ウルス・ナルダン Blast 霜刃 — 世界29本の“煙水晶”ダイヤル・シリコン陀飛輪とは?
「200万円台で、世界に29本しかない限定陀飛輪が手に入る?」——その驚きの問いに答えるのが、ウルス・ナルダン(Ulysse Nardin)の新作「Blast 霜刃(Shuang Ren)」です。公価は25万7800元(約556万円)、42mmチタンケースに霧面ブルーサファイアダイヤル、そして自社開発のUN-371手巻きシリコン陀飛輪機芯を搭載。さらに、東欧出身のファッションデザイナー・Vsevolod Sever Cherepanov(フセヴォロド・セヴェール・チェレパノフ)とのコラボレーションにより、“X字骨格”のBlastケースに“朦朧美”を融合した、極めて詩的な一本となっています。果たしてこのモデルの真価とは?公式情報をもとに、徹底解説します。
Q. 「霜刃」という名前の由来は?
A. 中国語で“霜のように冷たく、刃のように鋭い”という二重の意味を持ちます。
“霜”:スーパーコピー時計霧面処理されたブルーサファイアダイヤルが生む朦朧とした透明感
“刃”:Blastシリーズ特有の鋭角的なX字シャークフィン構造
この対比こそが、デザイナー・セヴェール氏が追求した「シンプルの中に深みを隠す美学」の核心です。

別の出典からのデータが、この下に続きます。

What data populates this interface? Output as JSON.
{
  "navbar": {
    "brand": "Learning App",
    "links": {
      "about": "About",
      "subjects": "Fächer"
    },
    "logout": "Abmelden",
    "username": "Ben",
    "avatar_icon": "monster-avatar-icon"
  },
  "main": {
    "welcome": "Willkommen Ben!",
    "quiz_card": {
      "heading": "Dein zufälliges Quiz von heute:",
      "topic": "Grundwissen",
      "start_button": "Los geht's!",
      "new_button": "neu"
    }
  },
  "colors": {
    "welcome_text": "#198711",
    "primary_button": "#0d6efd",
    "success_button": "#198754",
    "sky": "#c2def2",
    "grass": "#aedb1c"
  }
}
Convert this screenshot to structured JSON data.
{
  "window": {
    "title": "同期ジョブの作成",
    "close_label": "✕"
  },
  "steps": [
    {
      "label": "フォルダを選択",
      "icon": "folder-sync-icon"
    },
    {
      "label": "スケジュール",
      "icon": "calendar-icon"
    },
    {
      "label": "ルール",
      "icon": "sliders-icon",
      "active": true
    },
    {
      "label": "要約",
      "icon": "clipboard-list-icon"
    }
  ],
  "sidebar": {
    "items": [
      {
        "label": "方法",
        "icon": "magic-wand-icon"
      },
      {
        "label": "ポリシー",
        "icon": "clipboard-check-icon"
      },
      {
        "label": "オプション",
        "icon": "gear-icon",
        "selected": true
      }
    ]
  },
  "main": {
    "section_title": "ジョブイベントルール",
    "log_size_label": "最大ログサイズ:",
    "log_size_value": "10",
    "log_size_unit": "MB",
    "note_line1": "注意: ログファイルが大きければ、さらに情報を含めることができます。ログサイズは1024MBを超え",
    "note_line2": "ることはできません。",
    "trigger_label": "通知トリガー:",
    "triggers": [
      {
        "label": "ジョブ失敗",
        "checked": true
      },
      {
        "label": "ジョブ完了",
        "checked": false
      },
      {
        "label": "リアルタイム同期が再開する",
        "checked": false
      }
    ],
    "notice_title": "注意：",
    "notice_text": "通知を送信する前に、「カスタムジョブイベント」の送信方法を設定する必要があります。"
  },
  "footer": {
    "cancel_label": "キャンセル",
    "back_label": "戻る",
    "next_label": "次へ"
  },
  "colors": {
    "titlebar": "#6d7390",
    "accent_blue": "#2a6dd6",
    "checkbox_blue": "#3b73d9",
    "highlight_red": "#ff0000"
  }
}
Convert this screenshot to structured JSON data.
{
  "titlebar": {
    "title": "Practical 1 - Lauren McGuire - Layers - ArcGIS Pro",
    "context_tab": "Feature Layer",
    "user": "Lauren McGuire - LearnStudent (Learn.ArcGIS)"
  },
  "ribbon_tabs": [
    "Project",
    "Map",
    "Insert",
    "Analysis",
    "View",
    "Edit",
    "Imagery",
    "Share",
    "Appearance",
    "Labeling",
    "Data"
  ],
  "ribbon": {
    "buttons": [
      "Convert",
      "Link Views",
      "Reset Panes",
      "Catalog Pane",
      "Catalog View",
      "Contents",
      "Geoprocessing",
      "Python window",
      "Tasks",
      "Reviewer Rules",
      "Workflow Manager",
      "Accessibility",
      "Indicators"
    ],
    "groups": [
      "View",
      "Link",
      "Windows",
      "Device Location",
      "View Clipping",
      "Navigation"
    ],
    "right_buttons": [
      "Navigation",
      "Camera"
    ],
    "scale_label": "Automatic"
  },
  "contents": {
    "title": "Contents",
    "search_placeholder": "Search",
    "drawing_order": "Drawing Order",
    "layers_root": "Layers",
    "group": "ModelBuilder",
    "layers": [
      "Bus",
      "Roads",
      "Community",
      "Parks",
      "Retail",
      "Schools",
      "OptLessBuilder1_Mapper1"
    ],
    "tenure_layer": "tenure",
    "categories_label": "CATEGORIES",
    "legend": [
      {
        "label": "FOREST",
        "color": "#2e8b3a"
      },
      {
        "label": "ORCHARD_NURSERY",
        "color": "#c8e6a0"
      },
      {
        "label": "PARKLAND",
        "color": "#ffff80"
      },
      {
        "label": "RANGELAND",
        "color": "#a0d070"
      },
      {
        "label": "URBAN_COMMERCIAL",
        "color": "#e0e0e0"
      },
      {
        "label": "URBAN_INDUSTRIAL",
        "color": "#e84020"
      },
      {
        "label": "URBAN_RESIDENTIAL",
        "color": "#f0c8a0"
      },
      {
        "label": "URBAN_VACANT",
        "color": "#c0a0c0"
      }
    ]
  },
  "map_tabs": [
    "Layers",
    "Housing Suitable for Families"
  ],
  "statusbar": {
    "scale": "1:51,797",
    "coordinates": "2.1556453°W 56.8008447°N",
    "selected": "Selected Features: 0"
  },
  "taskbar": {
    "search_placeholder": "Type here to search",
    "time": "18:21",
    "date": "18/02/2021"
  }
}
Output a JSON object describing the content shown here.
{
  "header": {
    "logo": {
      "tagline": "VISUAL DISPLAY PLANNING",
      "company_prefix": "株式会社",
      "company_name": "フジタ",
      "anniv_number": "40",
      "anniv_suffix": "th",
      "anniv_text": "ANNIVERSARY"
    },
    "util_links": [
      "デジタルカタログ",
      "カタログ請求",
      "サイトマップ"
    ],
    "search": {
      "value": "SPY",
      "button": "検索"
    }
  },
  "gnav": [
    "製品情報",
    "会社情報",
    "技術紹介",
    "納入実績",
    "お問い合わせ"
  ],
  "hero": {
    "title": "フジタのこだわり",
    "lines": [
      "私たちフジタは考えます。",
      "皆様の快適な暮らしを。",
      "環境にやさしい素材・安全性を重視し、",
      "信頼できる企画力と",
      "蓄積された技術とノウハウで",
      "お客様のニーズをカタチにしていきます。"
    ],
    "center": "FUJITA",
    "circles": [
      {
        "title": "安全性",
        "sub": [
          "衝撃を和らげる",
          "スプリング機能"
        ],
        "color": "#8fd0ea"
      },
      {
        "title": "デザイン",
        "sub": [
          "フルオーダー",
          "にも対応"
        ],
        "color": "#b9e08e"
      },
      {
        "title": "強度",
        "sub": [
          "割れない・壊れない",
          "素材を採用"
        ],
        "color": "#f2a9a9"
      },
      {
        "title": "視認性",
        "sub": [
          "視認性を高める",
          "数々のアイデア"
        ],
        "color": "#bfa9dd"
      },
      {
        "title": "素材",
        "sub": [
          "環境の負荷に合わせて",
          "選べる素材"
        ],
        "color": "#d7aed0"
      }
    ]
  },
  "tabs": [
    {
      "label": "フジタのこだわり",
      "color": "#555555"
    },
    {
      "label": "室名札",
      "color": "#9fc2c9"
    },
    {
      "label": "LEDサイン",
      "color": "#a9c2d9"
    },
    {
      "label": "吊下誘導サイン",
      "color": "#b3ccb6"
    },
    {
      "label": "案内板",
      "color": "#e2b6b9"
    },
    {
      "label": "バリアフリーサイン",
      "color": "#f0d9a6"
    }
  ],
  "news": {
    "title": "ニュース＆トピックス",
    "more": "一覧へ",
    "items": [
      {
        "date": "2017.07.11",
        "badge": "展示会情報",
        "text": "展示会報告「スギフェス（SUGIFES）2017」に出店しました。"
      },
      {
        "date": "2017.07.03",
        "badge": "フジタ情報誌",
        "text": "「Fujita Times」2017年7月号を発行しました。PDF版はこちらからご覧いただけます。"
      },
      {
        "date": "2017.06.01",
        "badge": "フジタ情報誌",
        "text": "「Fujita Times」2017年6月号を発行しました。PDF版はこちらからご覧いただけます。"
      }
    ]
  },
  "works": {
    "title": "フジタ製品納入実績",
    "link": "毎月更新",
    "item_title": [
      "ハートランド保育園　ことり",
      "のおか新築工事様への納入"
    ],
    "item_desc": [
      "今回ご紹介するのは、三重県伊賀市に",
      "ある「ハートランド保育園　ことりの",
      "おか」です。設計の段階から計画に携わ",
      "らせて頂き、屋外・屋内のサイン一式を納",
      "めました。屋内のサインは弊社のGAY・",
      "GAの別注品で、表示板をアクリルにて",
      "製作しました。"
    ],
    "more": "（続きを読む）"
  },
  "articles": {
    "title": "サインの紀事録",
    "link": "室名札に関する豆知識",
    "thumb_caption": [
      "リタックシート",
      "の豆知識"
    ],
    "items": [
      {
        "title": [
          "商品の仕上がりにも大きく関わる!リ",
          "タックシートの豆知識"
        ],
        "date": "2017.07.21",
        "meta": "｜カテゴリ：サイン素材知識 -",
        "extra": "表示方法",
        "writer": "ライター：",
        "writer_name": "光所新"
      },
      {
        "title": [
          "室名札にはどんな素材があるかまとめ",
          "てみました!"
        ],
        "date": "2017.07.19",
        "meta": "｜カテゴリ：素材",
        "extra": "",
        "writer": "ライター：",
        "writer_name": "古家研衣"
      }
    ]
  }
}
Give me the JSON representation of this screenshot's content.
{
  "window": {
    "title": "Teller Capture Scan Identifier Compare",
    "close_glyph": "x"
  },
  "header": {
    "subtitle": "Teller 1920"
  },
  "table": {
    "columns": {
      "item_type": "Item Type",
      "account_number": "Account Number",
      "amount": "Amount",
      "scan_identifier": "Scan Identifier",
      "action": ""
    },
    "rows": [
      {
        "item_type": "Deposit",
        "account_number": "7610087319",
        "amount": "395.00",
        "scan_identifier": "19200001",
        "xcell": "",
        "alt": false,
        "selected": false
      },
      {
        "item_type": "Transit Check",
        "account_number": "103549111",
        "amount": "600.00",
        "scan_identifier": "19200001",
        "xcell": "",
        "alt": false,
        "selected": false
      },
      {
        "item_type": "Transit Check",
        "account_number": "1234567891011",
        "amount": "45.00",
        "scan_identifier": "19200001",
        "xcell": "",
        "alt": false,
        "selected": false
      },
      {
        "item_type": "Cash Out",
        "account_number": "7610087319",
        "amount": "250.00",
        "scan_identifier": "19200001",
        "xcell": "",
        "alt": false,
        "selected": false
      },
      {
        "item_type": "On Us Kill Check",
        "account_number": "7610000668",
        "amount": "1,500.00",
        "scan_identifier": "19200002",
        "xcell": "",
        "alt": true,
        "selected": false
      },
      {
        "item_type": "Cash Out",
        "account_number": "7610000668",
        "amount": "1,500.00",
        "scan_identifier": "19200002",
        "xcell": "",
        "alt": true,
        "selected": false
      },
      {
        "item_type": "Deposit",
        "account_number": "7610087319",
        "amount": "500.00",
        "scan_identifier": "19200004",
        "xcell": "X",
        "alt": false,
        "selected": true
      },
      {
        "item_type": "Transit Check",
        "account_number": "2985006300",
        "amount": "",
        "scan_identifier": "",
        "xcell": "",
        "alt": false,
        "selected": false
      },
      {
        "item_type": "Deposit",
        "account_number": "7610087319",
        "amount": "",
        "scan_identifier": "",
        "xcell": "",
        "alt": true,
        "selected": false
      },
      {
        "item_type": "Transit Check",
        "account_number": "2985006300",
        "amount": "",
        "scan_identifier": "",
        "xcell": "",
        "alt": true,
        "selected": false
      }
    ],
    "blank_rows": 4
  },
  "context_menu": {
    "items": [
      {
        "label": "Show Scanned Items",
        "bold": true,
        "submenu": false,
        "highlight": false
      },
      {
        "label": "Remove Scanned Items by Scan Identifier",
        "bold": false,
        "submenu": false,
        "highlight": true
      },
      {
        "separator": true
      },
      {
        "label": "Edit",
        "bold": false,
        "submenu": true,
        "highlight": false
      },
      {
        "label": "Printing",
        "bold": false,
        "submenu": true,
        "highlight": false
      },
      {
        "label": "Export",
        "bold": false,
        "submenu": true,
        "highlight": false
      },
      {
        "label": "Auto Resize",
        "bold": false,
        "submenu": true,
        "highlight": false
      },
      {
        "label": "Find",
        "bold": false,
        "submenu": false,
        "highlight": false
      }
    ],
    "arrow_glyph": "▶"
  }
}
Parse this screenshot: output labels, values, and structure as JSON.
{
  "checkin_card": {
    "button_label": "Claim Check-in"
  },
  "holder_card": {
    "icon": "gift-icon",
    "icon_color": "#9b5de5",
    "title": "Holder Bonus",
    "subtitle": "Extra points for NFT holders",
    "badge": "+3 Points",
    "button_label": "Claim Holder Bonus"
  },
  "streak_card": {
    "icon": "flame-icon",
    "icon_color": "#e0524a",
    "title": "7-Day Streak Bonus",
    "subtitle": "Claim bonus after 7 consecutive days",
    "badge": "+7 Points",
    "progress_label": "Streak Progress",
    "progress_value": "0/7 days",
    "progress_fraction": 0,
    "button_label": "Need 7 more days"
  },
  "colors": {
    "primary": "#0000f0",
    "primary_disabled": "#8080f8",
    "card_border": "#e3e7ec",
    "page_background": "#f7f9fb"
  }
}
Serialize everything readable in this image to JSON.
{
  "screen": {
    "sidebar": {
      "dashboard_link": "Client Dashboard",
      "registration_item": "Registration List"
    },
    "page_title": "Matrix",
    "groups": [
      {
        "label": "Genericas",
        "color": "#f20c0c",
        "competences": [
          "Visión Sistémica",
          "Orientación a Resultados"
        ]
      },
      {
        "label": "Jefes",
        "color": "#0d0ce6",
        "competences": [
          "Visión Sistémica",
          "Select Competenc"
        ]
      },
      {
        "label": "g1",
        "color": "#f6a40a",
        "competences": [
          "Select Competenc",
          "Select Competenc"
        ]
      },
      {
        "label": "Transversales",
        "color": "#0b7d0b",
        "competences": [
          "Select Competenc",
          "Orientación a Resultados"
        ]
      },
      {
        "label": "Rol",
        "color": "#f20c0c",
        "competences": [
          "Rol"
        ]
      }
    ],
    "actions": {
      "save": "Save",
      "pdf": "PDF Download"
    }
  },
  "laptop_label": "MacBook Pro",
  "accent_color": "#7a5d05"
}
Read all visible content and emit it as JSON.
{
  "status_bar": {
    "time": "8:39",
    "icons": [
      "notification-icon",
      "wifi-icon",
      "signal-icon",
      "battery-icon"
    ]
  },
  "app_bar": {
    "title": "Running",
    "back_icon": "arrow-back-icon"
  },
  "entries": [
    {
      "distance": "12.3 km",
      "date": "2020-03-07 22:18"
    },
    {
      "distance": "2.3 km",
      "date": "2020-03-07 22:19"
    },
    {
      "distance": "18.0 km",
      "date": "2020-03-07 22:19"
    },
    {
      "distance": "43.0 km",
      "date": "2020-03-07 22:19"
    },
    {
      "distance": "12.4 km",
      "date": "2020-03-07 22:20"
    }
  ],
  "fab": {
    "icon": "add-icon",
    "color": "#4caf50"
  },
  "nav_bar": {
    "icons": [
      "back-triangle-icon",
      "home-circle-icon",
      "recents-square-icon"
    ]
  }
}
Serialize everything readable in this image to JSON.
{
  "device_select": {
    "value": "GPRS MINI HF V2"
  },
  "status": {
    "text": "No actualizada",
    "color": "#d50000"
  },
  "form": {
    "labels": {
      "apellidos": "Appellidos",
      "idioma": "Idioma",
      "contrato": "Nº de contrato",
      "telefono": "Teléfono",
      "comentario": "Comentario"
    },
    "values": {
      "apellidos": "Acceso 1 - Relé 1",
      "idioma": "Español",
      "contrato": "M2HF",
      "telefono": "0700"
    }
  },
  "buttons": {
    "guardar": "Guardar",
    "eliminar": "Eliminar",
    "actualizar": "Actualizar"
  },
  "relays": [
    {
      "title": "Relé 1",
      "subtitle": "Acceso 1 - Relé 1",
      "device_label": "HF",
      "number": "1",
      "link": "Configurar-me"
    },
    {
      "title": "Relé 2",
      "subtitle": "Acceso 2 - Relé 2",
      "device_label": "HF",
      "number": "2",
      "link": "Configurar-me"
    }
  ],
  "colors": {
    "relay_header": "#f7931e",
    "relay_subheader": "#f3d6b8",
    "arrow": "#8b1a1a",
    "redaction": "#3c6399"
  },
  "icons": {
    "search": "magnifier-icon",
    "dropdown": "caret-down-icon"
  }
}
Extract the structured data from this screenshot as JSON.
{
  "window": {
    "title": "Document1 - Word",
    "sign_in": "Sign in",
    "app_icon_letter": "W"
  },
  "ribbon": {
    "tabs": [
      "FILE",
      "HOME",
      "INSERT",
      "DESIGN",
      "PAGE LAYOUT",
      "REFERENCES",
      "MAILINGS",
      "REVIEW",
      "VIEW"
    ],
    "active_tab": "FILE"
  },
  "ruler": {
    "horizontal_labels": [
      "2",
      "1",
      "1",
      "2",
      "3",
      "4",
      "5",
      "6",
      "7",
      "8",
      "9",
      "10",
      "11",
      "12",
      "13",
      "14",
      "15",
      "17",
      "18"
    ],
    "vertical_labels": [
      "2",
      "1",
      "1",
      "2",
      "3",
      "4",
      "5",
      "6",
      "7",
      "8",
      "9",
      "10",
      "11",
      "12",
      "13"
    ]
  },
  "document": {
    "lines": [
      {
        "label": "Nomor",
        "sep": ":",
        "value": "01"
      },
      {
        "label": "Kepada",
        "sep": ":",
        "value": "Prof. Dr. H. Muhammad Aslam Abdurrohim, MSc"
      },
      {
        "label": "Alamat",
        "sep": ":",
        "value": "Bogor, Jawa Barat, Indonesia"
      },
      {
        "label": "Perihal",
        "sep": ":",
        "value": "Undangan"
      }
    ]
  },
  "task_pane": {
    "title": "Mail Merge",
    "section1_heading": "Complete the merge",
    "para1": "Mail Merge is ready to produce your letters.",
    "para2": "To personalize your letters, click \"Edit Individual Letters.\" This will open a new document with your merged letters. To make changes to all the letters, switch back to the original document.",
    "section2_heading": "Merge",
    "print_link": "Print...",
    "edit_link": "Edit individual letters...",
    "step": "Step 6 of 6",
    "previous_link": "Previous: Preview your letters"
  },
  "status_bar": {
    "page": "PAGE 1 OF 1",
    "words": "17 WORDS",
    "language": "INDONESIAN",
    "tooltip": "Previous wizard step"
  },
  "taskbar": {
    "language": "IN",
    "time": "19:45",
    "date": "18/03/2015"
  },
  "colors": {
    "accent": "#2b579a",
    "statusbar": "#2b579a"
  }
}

Q. 最大の特徴である“霧面ブルーサファイアダイヤル”とは?
A. レーザー加工+金属蒸着で実現した、“煙水晶”のような視覚効果です。
工程:
ブルーサファイア板にレーザーで微細な凹凸を形成 → 霧面化
表面に極薄の金属膜(アルミニウム系)を蒸着 → 光の干渉で青紫の虹彩を発生
効果:角度によって透け具合と色調が変化し、下層の機芯が“雲の隙間から覗く星”のように見える
これは、「完全スケルトンでもなく、完全密閉でもない」第三の視覚表現として、近年稀に見る革新です。
Q. 搭載されているUN-371機芯の特徴は?
A. UN-171陀飛輪をベースに、X字骨格とシリコン技術を融合した手巻きキャリバーです。
シリコン製パーツ:
超大型シリコンテンプ(直径13.2mm、重量0.2g)
シリコンヒゲゼンマイ(無潤滑・非磁性)
シリコン脱進機
独自技術:
ダイヤモンド・シリコン結晶(DiamonSil):表面に人造ダイヤモンド膜を蒸着し、硬度・耐摩耗性を向上
96時間パワーリザーブ(4日間)
可視性:ダイヤル越しにX字ブリッジ+青いテンプが幻想的に浮かび上がる
ウルス・ナルダンは、シリコン素材のパイオニアとして20年以上の実績を持ち、この機芯はその集大成といえます。
Q. デザインや素材の詳細は?
A. Blast Xケースを再解釈した、極めて洗練された仕上げが特徴です。
ケース:42mm マットチタン(軽量・低アレルギー性)
ベゼル:カーボングレー噴砂仕上げ(視覚的重厚感を抑制)
リューズ:細密防滑紋+正面に「UN」ロゴのみ(デザイナーの“余計な装飾を排す”哲学を体現)
ストラップ:ブラックラバー(快適性重視)
特に注目すべきは、ケースのX字構造が、従来の“攻撃性”から“内省的な鋭さ”へと進化している点です。
Q. なぜ限定29本なのですか?
A. 記事によると、デザイナー・セヴェール氏の誕生日に由来するとされています(※詳細は非公開)。
ただし、霧面サファイアダイヤルの加工難度も要因と考えられます。
サファイアは硬度が高く、レーザーによる均一な霧面処理は極めて困難
さらに金属蒸着の厚さをナノ単位で制御する必要があるため、歩留まりが非常に低い
そのため、29本という極小ロットでの限定となったのです。
Q. 総合的に見て、誰におすすめですか?
A. 以下の3つの要素に共感できる方に最適です。
「シリコン技術の最先端を体験したい」技術愛好家
「個性的だが主張しすぎない限定モデル」を探しているコレクター
「東欧デザインの感性×スイス製表技術」の融合に魅了される方
この「Blast 霜刃」は、単なる限定品ではなく、ウルス・ナルダンが“未来の高級時計”として描く一つの答えです。
29人の所有者だけが、その朦朧とした宇宙を手首に閉じ込めることになります。